In essence, Parrott therefore accepts the broad outlines of the developments sketched in by Roberts. He is keen, however, to detach them from notions of state-building, arguing that the ‘growth in the size of armies was not necessarily either a product or a cause of administrative and financial developments in the state’ (p. 549). Thus he implicitly - and to my mind rightly - dissociates himself from Jeremy Black’s attempt to refute the 'Military Revolution' thesis by claiming that an efficient state organisation was a necessary precondition for substantial changes in the waging of war. Yet Roberts himself warned that the linkages between state development and military change were complex, and was wary of attempts to depict ‘absolutist’ states imposing new systems of authority with their newly-efficient armies.

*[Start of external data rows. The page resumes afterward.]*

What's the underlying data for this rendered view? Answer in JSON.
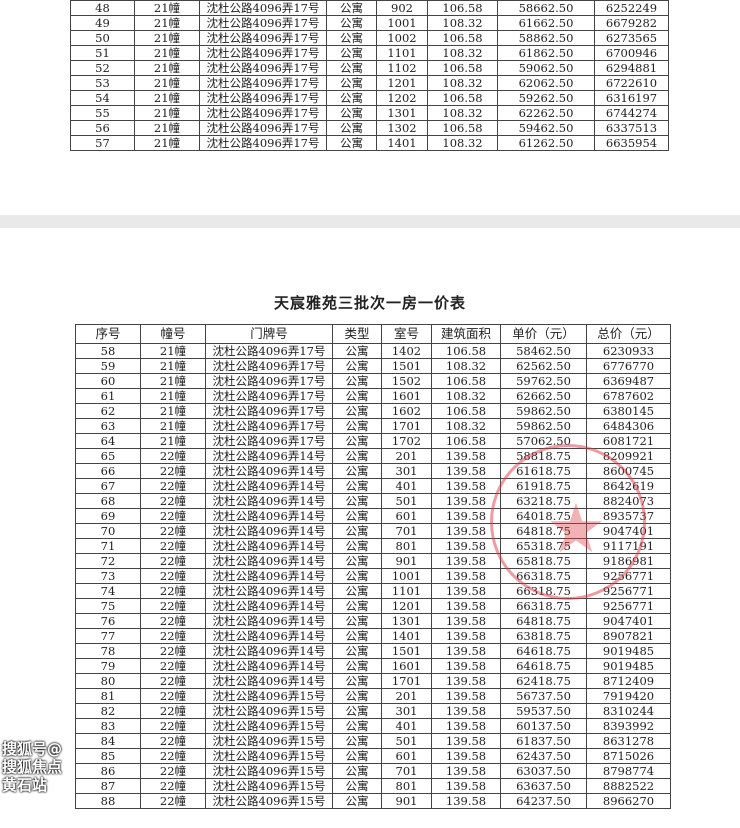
{
  "watermark": "搜狐号@搜狐焦点黄石站",
  "stamp_color": "#dc3c46",
  "page2": {
    "title": "天宸雅苑三批次一房一价表"
  },
  "headers": [
    "序号",
    "幢号",
    "门牌号",
    "类型",
    "室号",
    "建筑面积",
    "单价（元）",
    "总价（元）"
  ],
  "table1_rows": [
    [
      "48",
      "21幢",
      "沈杜公路4096弄17号",
      "公寓",
      "902",
      "106.58",
      "58662.50",
      "6252249"
    ],
    [
      "49",
      "21幢",
      "沈杜公路4096弄17号",
      "公寓",
      "1001",
      "108.32",
      "61662.50",
      "6679282"
    ],
    [
      "50",
      "21幢",
      "沈杜公路4096弄17号",
      "公寓",
      "1002",
      "106.58",
      "58862.50",
      "6273565"
    ],
    [
      "51",
      "21幢",
      "沈杜公路4096弄17号",
      "公寓",
      "1101",
      "108.32",
      "61862.50",
      "6700946"
    ],
    [
      "52",
      "21幢",
      "沈杜公路4096弄17号",
      "公寓",
      "1102",
      "106.58",
      "59062.50",
      "6294881"
    ],
    [
      "53",
      "21幢",
      "沈杜公路4096弄17号",
      "公寓",
      "1201",
      "108.32",
      "62062.50",
      "6722610"
    ],
    [
      "54",
      "21幢",
      "沈杜公路4096弄17号",
      "公寓",
      "1202",
      "106.58",
      "59262.50",
      "6316197"
    ],
    [
      "55",
      "21幢",
      "沈杜公路4096弄17号",
      "公寓",
      "1301",
      "108.32",
      "62262.50",
      "6744274"
    ],
    [
      "56",
      "21幢",
      "沈杜公路4096弄17号",
      "公寓",
      "1302",
      "106.58",
      "59462.50",
      "6337513"
    ],
    [
      "57",
      "21幢",
      "沈杜公路4096弄17号",
      "公寓",
      "1401",
      "108.32",
      "61262.50",
      "6635954"
    ]
  ],
  "table2_rows": [
    [
      "58",
      "21幢",
      "沈杜公路4096弄17号",
      "公寓",
      "1402",
      "106.58",
      "58462.50",
      "6230933"
    ],
    [
      "59",
      "21幢",
      "沈杜公路4096弄17号",
      "公寓",
      "1501",
      "108.32",
      "62562.50",
      "6776770"
    ],
    [
      "60",
      "21幢",
      "沈杜公路4096弄17号",
      "公寓",
      "1502",
      "106.58",
      "59762.50",
      "6369487"
    ],
    [
      "61",
      "21幢",
      "沈杜公路4096弄17号",
      "公寓",
      "1601",
      "108.32",
      "62662.50",
      "6787602"
    ],
    [
      "62",
      "21幢",
      "沈杜公路4096弄17号",
      "公寓",
      "1602",
      "106.58",
      "59862.50",
      "6380145"
    ],
    [
      "63",
      "21幢",
      "沈杜公路4096弄17号",
      "公寓",
      "1701",
      "108.32",
      "59862.50",
      "6484306"
    ],
    [
      "64",
      "21幢",
      "沈杜公路4096弄17号",
      "公寓",
      "1702",
      "106.58",
      "57062.50",
      "6081721"
    ],
    [
      "65",
      "22幢",
      "沈杜公路4096弄14号",
      "公寓",
      "201",
      "139.58",
      "58818.75",
      "8209921"
    ],
    [
      "66",
      "22幢",
      "沈杜公路4096弄14号",
      "公寓",
      "301",
      "139.58",
      "61618.75",
      "8600745"
    ],
    [
      "67",
      "22幢",
      "沈杜公路4096弄14号",
      "公寓",
      "401",
      "139.58",
      "61918.75",
      "8642619"
    ],
    [
      "68",
      "22幢",
      "沈杜公路4096弄14号",
      "公寓",
      "501",
      "139.58",
      "63218.75",
      "8824073"
    ],
    [
      "69",
      "22幢",
      "沈杜公路4096弄14号",
      "公寓",
      "601",
      "139.58",
      "64018.75",
      "8935737"
    ],
    [
      "70",
      "22幢",
      "沈杜公路4096弄14号",
      "公寓",
      "701",
      "139.58",
      "64818.75",
      "9047401"
    ],
    [
      "71",
      "22幢",
      "沈杜公路4096弄14号",
      "公寓",
      "801",
      "139.58",
      "65318.75",
      "9117191"
    ],
    [
      "72",
      "22幢",
      "沈杜公路4096弄14号",
      "公寓",
      "901",
      "139.58",
      "65818.75",
      "9186981"
    ],
    [
      "73",
      "22幢",
      "沈杜公路4096弄14号",
      "公寓",
      "1001",
      "139.58",
      "66318.75",
      "9256771"
    ],
    [
      "74",
      "22幢",
      "沈杜公路4096弄14号",
      "公寓",
      "1101",
      "139.58",
      "66318.75",
      "9256771"
    ],
    [
      "75",
      "22幢",
      "沈杜公路4096弄14号",
      "公寓",
      "1201",
      "139.58",
      "66318.75",
      "9256771"
    ],
    [
      "76",
      "22幢",
      "沈杜公路4096弄14号",
      "公寓",
      "1301",
      "139.58",
      "64818.75",
      "9047401"
    ],
    [
      "77",
      "22幢",
      "沈杜公路4096弄14号",
      "公寓",
      "1401",
      "139.58",
      "63818.75",
      "8907821"
    ],
    [
      "78",
      "22幢",
      "沈杜公路4096弄14号",
      "公寓",
      "1501",
      "139.58",
      "64618.75",
      "9019485"
    ],
    [
      "79",
      "22幢",
      "沈杜公路4096弄14号",
      "公寓",
      "1601",
      "139.58",
      "64618.75",
      "9019485"
    ],
    [
      "80",
      "22幢",
      "沈杜公路4096弄14号",
      "公寓",
      "1701",
      "139.58",
      "62418.75",
      "8712409"
    ],
    [
      "81",
      "22幢",
      "沈杜公路4096弄15号",
      "公寓",
      "201",
      "139.58",
      "56737.50",
      "7919420"
    ],
    [
      "82",
      "22幢",
      "沈杜公路4096弄15号",
      "公寓",
      "301",
      "139.58",
      "59537.50",
      "8310244"
    ],
    [
      "83",
      "22幢",
      "沈杜公路4096弄15号",
      "公寓",
      "401",
      "139.58",
      "60137.50",
      "8393992"
    ],
    [
      "84",
      "22幢",
      "沈杜公路4096弄15号",
      "公寓",
      "501",
      "139.58",
      "61837.50",
      "8631278"
    ],
    [
      "85",
      "22幢",
      "沈杜公路4096弄15号",
      "公寓",
      "601",
      "139.58",
      "62437.50",
      "8715026"
    ],
    [
      "86",
      "22幢",
      "沈杜公路4096弄15号",
      "公寓",
      "701",
      "139.58",
      "63037.50",
      "8798774"
    ],
    [
      "87",
      "22幢",
      "沈杜公路4096弄15号",
      "公寓",
      "801",
      "139.58",
      "63637.50",
      "8882522"
    ],
    [
      "88",
      "22幢",
      "沈杜公路4096弄15号",
      "公寓",
      "901",
      "139.58",
      "64237.50",
      "8966270"
    ]
  ]
}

It is here that Parrott’s concentration on Richelieu’s army can, at times, be a little frustrating. For the great Cardinal died in 1642, when the Thirty Years War still had six years to run, and the Franco-Spanish war another seventeen - well over twice the period Richelieu was in charge of the French war-effort - and these were periods where France enjoyed considerable military success. Parrott does have a fair amount to say about Mazarin’s ministry, but he does not say it with anything like the same level of detail. If he shows convincingly that the crucial transformation did not take place under Richelieu, he does suggest at several points that it did take place under Louis XIV, even if the Sun King was reacting against, rather than building upon, Richelieu’s work. As he recognises, the coming of peace did not bring the disbanding of the French army and Louis XIV embarked on his personal rule with a military force not significantly smaller than that which Richelieu and Mazarin had sustained in war, paid for by taxes which continued to be extracted at near war-time levels (p. 228). When this army was next used, in the late 1660s and early 1670s, it swept all before it (pp. 78, 554).

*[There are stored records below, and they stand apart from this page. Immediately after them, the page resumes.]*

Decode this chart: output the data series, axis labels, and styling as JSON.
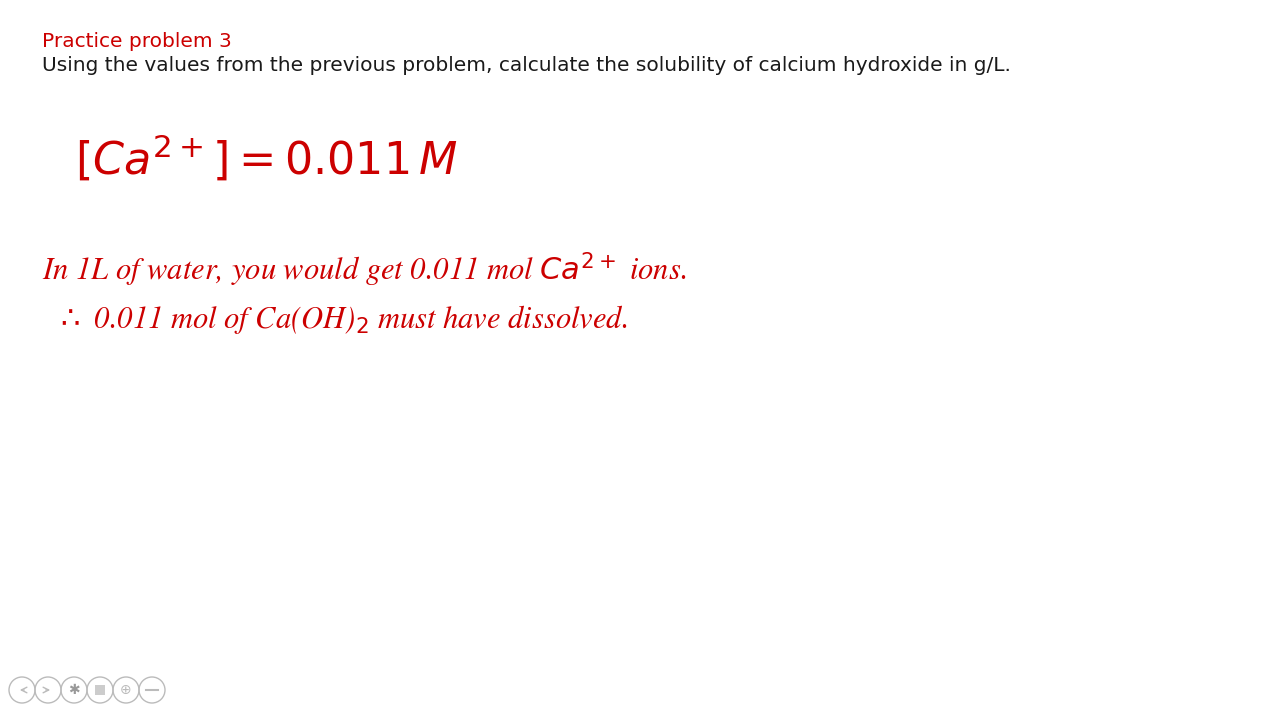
{
  "background_color": "#ffffff",
  "text_color_red": "#cc0000",
  "text_color_black": "#1a1a1a",
  "title_text": "Practice problem 3",
  "subtitle_text": "Using the values from the previous problem, calculate the solubility of calcium hydroxide in g/L.",
  "title_fontsize": 14.5,
  "subtitle_fontsize": 14.5,
  "red": "#cc0000",
  "figsize": [
    12.8,
    7.2
  ],
  "dpi": 100,
  "eq_fontsize": 32,
  "line_fontsize": 22
}
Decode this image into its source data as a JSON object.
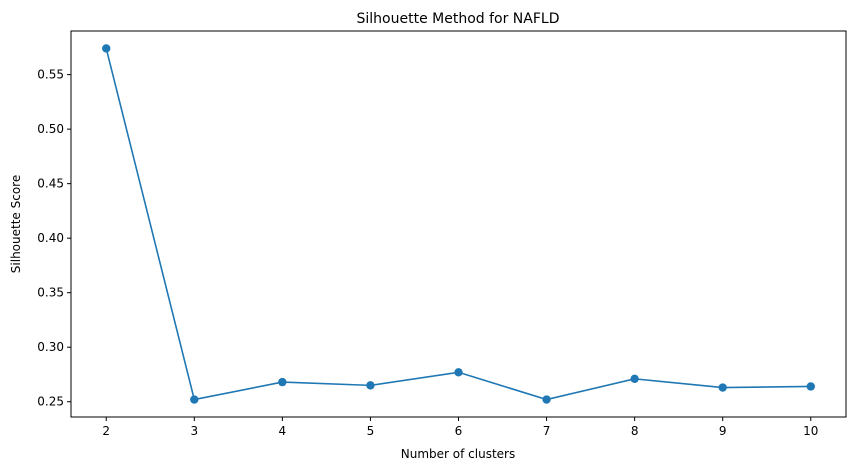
{
  "chart_data": {
    "type": "line",
    "title": "Silhouette Method for NAFLD",
    "xlabel": "Number of clusters",
    "ylabel": "Silhouette Score",
    "x": [
      2,
      3,
      4,
      5,
      6,
      7,
      8,
      9,
      10
    ],
    "series": [
      {
        "values": [
          0.574,
          0.252,
          0.268,
          0.265,
          0.277,
          0.252,
          0.271,
          0.263,
          0.264
        ],
        "color": "#1f77b4",
        "marker": "circle"
      }
    ],
    "xticks": [
      "2",
      "3",
      "4",
      "5",
      "6",
      "7",
      "8",
      "9",
      "10"
    ],
    "yticks": [
      "0.25",
      "0.30",
      "0.35",
      "0.40",
      "0.45",
      "0.50",
      "0.55"
    ],
    "xlim": [
      1.6,
      10.4
    ],
    "ylim": [
      0.236,
      0.59
    ],
    "grid": false,
    "legend": "none"
  }
}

This was precisely the sort of transformation to which Roberts was pointing, and it is perhaps a pity that Parrott does not say a little more on this point. Roberts was, above all, concerned with the emergence of a new military world of permanent armies maintained in peace as well as war, and a new relationship between these armies and the societies which maintained them. If historians are prepared to jettison the often crude and teleological model of state-building which few serious early modernists would now endorse, and forget their obsession with the watchwords of ‘modernisation’, such as bureaucratisation, rationalisation and efficiency, then the 'Military Revolution' thesis still has much to offer; indeed Parrott’s work suggests - at least to this reviewer - that the French experience is in many senses comparable to that of other states. All early modern governments struggled to cope with the burden of war. If solutions were found, they were solutions which developed within already extant political frameworks; thus the outcomes in Sweden, Denmark, Prussia, Russia, Austria or Britain were very different, and no one model fits all cases. Each system had to experience a period of crisis, in which the government struggled to cope; in France this was precisely the period covered by this book, extended down to the end of the Frondes. The key breakthrough was the acceptance by the political and social elites of the burdens, either financial or in terms of service, of the new military system. Parrott’s work suggests that the French nobility did accept the considerable, if hidden financial burdens of serving as officers in the new-style army, securing recognition of their status in return. This bargain was secured by the victories of 1648 and 1659, and the army became permanent. This achievement - within Roberts’s timeframe - made possible the victories of Louis XIV’s early years. Yet, as Parrott’s work makes clear, by entrenching certain aspects of the old system, the peculiarly French solution to the challenges posed by the great increase in the scale of warfare stored up problems for the future. It was not that the French had no aptitude for war, but rather that they had a peculiar way of organising and paying for it which frustrated generations of reformers. Perhaps that is what Richelieu meant.